Проскальзываем под упавшие балки и, устремляемся к замершему эскалатору. Метро завалено обломками, всё перемешалось. Пыль, копоть, едкий запах горящих составов вызывает кашель до судорог в груди, а ещё постоянно натыкаемся на трупы. Жуть подползает к сердцу, мне кажется, мы не пройдём сквозь это испытание, ещё мгновение и в глазах померкнет свет, и мы канем в вечность, не выполнив возложенной на нас миссии. Вспыхивает жгучее желание напоить драконий камень кровью, но я думаю, что это будет в некотором роде предательством по отношению к задыхающимся, но не ропщущим, друзьям, в тоже время перевоплощение вряд ли произойдёт без ущерба лично для меня. Пространство, где мы передвигаемся, тесное, заваленное бетонными глыбами, определённо меня расплющит о стены. Хотя ... кто его знает, может мне по силам расшвырять сотни тысяч тонн скальной породы.

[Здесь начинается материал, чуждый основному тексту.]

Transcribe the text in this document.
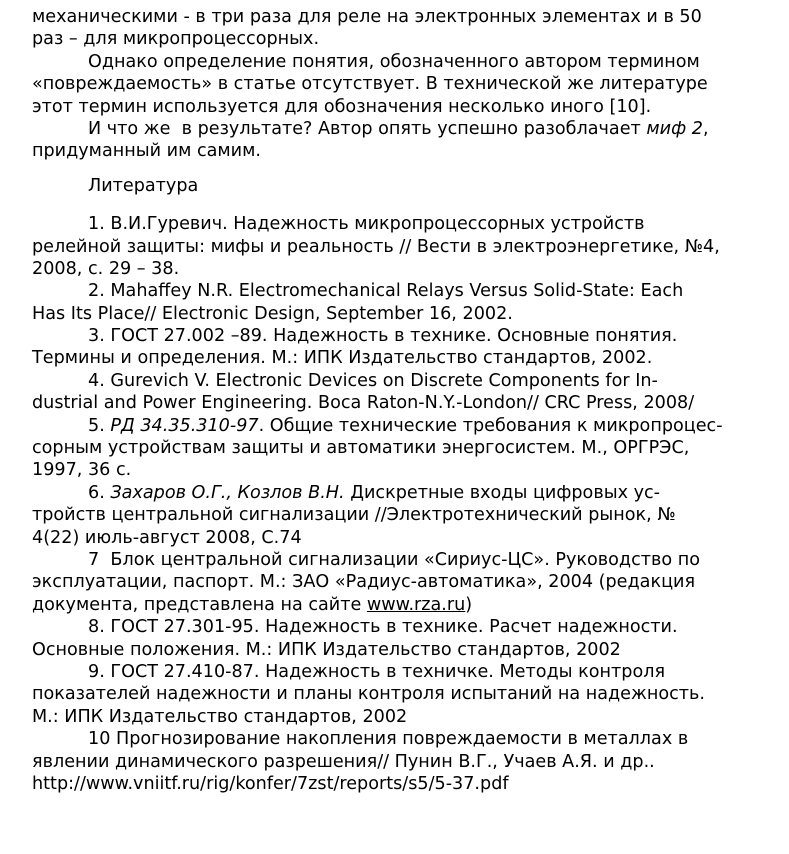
механическими - в три раза для реле на электронных элементах и в 50
раз – для микропроцессорных.
Однако определение понятия, обозначенного автором термином
«повреждаемость» в статье отсутствует. В технической же литературе
этот термин используется для обозначения несколько иного [10].
И что же  в результате? Автор опять успешно разоблачает миф 2,
придуманный им самим.
Литература
1. В.И.Гуревич. Надежность микропроцессорных устройств
релейной защиты: мифы и реальность // Вести в электроэнергетике, №4,
2008, с. 29 – 38.
2. Mahaffey N.R. Electromechanical Relays Versus Solid-State: Each
Has Its Place// Electronic Design, September 16, 2002.
3. ГОСТ 27.002 –89. Надежность в технике. Основные понятия.
Термины и определения. М.: ИПК Издательство стандартов, 2002.
4. Gurevich V. Electronic Devices on Discrete Components for In-
dustrial and Power Engineering. Boca Raton-N.Y.-London// CRC Press, 2008/
5. РД 34.35.310-97. Общие технические требования к микропроцес-
сорным устройствам защиты и автоматики энергосистем. М., ОРГРЭС,
1997, 36 с.
6. Захаров О.Г., Козлов В.Н. Дискретные входы цифровых ус-
тройств центральной сигнализации //Электротехнический рынок, №
4(22) июль-август 2008, С.74
7  Блок центральной сигнализации «Сириус-ЦС». Руководство по
эксплуатации, паспорт. М.: ЗАО «Радиус-автоматика», 2004 (редакция
документа, представлена на сайте www.rza.ru)
8. ГОСТ 27.301-95. Надежность в технике. Расчет надежности.
Основные положения. М.: ИПК Издательство стандартов, 2002
9. ГОСТ 27.410-87. Надежность в техничке. Методы контроля
показателей надежности и планы контроля испытаний на надежность.
М.: ИПК Издательство стандартов, 2002
10 Прогнозирование накопления повреждаемости в металлах в
явлении динамического разрешения// Пунин В.Г., Учаев А.Я. и др..
http://www.vniitf.ru/rig/konfer/7zst/reports/s5/5-37.pdf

Сию версию придётся проверить, но ... не сейчас ... а пока приходится, надрываясь от кашля, спускаться вниз.
Первый этап преодолели. Мы на заполненной дымом, платформе — станция Кропоткинская. Её не узнать, всё в дыму, горит искорёженный состав, кругом мертвые люди и лишь чёрные тени скользят над трупами — злобные сущности наслаждаются всеобщей смертью.
— Навьи, — уверенно говорит Эдик и жестом показывает, чтоб мы спрятались.
— Это плохо? — в ужасе сжимается Костя Сталкер.
— Здесь всё плохо, — успокаивает его Эдик.
— Куда нам идти? — шепчу я, не сводя взгляда с чёрных теней.
— Туда, — указывает Костя в сторону духов смерти, порхающих над мёртвыми, словно гигантские чёрные бабочки.
— Ты не оригинален, — хмыкаю я.
— Какой есть, — Костя Сталкер с напряжённым вниманием всматривается вдаль.
— В чём заминка, мальчики? — звучит знакомый голос.
С радостью оборачиваемся. Катюша, улыбается, изумрудные глаза полыхают, в них ещё бушует злой огонь, но моментально угасает под тёплым взглядом Эдика.
— С тобой всё в порядке? — осторожно спрашиваю её.
— А что со мною может быть? Выпустила дурной бабе кишки, убить, конечно, не убила, но, пока засовывает себе их в живот, мы избавлены от её дружеского внимания. Что отдыхаем? — с нетерпением говорит она, хотя и замечает парящих над трупами чёрных существ.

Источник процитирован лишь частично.